Reputation: 343
I have a pandas dataframe, df
:
foo bar
0 Supplies Sample X
1 xyz A
2 xyz B
3 Supplies Sample Y
4 xyz C
5 Supplies Sample Z
6 xyz D
7 xyz E
8 xyz F
I want to create a new df that looks something like this:
bar
0 Sample X - A
1 Sample X - B
2 Sample Y - C
3 Sample Z - D
4 Sample Z - E
5 Sample Z - F
I am new to Pandas so I don't know how to achieve this. Could someone please help?
I tried DataFrame.iterrows but no luck.
Upvotes: 2
Views: 122
Reputation: 25323
Another possible solution:
g = df.groupby(np.cumsum(df.bar.str.startswith('Sample')))

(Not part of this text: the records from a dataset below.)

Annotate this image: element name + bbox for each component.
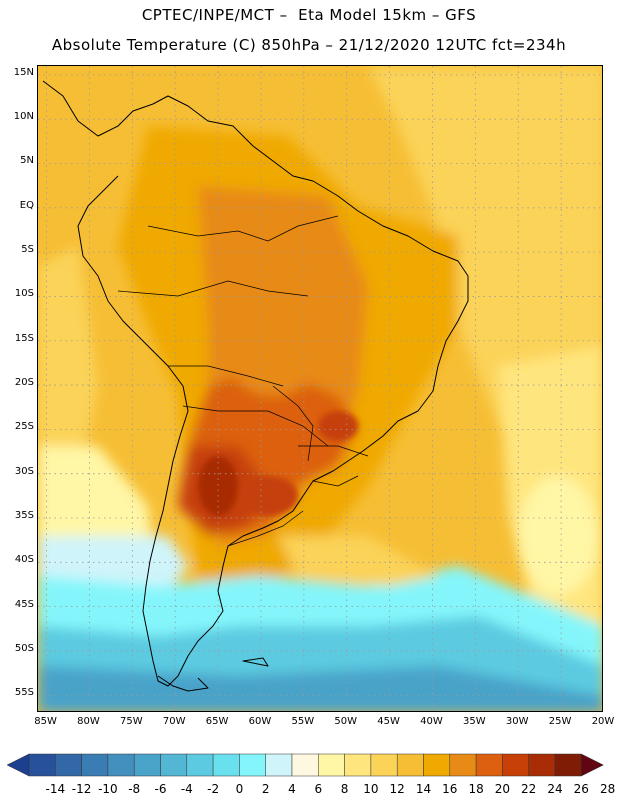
colorbar-swatch <box>133 753 161 777</box>
colorbar-swatch <box>502 753 529 777</box>
colorbar-tick-label: 4 <box>288 782 296 796</box>
latitude-label: 10N <box>13 111 34 123</box>
colorbar-tick-label: 14 <box>415 782 432 796</box>
colorbar-swatch <box>344 753 372 777</box>
colorbar-swatch <box>291 753 319 777</box>
colorbar-swatch <box>449 753 477 777</box>
temperature-colorbar <box>6 753 604 777</box>
longitude-label: 20W <box>591 716 615 727</box>
longitude-label: 75W <box>120 716 143 727</box>
colorbar-swatch <box>212 753 240 777</box>
colorbar-max-arrow <box>581 753 604 777</box>
colorbar-tick-label: -6 <box>154 782 167 796</box>
colorbar-swatch <box>160 753 188 777</box>
colorbar-tick-label: -12 <box>71 782 92 796</box>
colorbar-tick-label: -8 <box>128 782 141 796</box>
latitude-label: 15S <box>14 332 34 344</box>
colorbar-tick-label: 10 <box>363 782 379 796</box>
colorbar-tick-label: 20 <box>494 782 511 796</box>
colorbar-swatch <box>81 753 109 777</box>
colorbar-tick-label: 6 <box>314 782 323 796</box>
temperature-map <box>37 65 603 712</box>
colorbar-swatch <box>28 753 56 777</box>
longitude-label: 30W <box>505 716 529 727</box>
longitude-label: 40W <box>420 716 443 727</box>
latitude-label: 5N <box>20 155 34 167</box>
longitude-label: 70W <box>162 716 186 727</box>
longitude-label: 65W <box>205 716 229 727</box>
colorbar-tick-label: -10 <box>98 782 118 796</box>
latitude-label: 20S <box>14 377 34 389</box>
longitude-label: 85W <box>34 716 57 727</box>
colorbar-swatch <box>370 753 398 777</box>
latitude-label: 10S <box>14 288 34 300</box>
colorbar-tick-label: 26 <box>573 782 589 796</box>
latitude-label: 25S <box>14 421 34 433</box>
colorbar-tick-label: 8 <box>340 782 349 796</box>
longitude-label: 50W <box>334 716 358 727</box>
colorbar-swatch <box>318 753 345 777</box>
longitude-label: 55W <box>291 716 315 727</box>
colorbar-swatch <box>239 753 266 777</box>
colorbar-swatch <box>396 753 424 777</box>
map-title-line-1: CPTEC/INPE/MCT – Eta Model 15km – GFS <box>141 6 477 24</box>
graticule <box>38 66 602 711</box>
colorbar-tick-label: 16 <box>442 782 458 796</box>
colorbar-swatch <box>423 753 451 777</box>
latitude-label: 55S <box>14 687 34 699</box>
latitude-label: 45S <box>14 598 34 610</box>
colorbar-swatch <box>554 753 582 777</box>
latitude-label: 50S <box>14 642 34 654</box>
longitude-label: 35W <box>463 716 486 727</box>
colorbar-tick-label: 24 <box>547 782 563 796</box>
colorbar-swatch <box>55 753 82 777</box>
colorbar-swatch <box>528 753 556 777</box>
colorbar-tick-label: 0 <box>235 782 244 796</box>
colorbar-min-arrow <box>6 753 30 777</box>
colorbar-swatch <box>475 753 503 777</box>
colorbar-tick-label: 28 <box>599 782 616 796</box>
colorbar-tick-label: -4 <box>180 782 193 796</box>
longitude-label: 45W <box>377 716 400 727</box>
colorbar-tick-label: -2 <box>207 782 220 796</box>
latitude-label: 30S <box>14 465 34 477</box>
colorbar-swatch <box>265 753 293 777</box>
colorbar-tick-label: 12 <box>389 782 405 796</box>
colorbar-swatch <box>107 753 135 777</box>
latitude-label: 35S <box>14 510 34 521</box>
latitude-label: 5S <box>21 244 34 256</box>
country-borders <box>117 215 369 547</box>
longitude-label: 25W <box>548 716 572 727</box>
temperature-field <box>38 66 602 711</box>
colorbar-swatch <box>186 753 214 777</box>
colorbar-tick-label: -14 <box>45 782 66 796</box>
colorbar-tick-label: 18 <box>468 782 484 796</box>
colorbar-tick-label: 2 <box>261 782 270 796</box>
latitude-label: 15N <box>13 66 34 78</box>
latitude-label: EQ <box>19 199 34 211</box>
colorbar-tick-label: 22 <box>521 782 537 796</box>
longitude-label: 80W <box>77 716 100 727</box>
latitude-label: 40S <box>14 554 34 566</box>
temperature-detail <box>198 411 358 516</box>
temperature-shading <box>38 66 602 711</box>
longitude-label: 60W <box>248 716 272 727</box>
map-title-line-2: Absolute Temperature (C) 850hPa – 21/12/… <box>51 36 567 54</box>
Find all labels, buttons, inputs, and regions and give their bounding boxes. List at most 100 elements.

pd.DataFrame([x[1].bar.values[0] + ' - ' +
y for x in g for y in x[1].bar.values[1:]], columns=['bar'])
Output:
bar
0 Sample X - A
1 Sample X - B
2 Sample Y - C
3 Sample Z - D
4 Sample Z - E
5 Sample Z - F
Upvotes: 0
Reputation: 14228
You can do:
s = (df["bar"].mask(df.foo == "xyz").ffill() + "-" + df["bar"]).reindex(
df.loc[df.foo == "xyz"].index
)
df = s.to_frame()
print(df):
bar
1 Sample X-A
2 Sample X-B
4 Sample Y-C
6 Sample Z-D
7 Sample Z-E
8 Sample Z-F
Upvotes: 0
Reputation: 260335
You can use boolean indexing and ffill
:
m = df['foo'].ne('Supplies')
out = (df['bar'].mask(m).ffill()[m]
.add(' - '+df.loc[m, 'bar'])
.to_frame().reset_index(drop=True)
)
Output:
bar
0 Sample X - A
1 Sample X - B
2 Sample Y - C
3 Sample Z - D
4 Sample Z - E
5 Sample Z - F
Upvotes: 4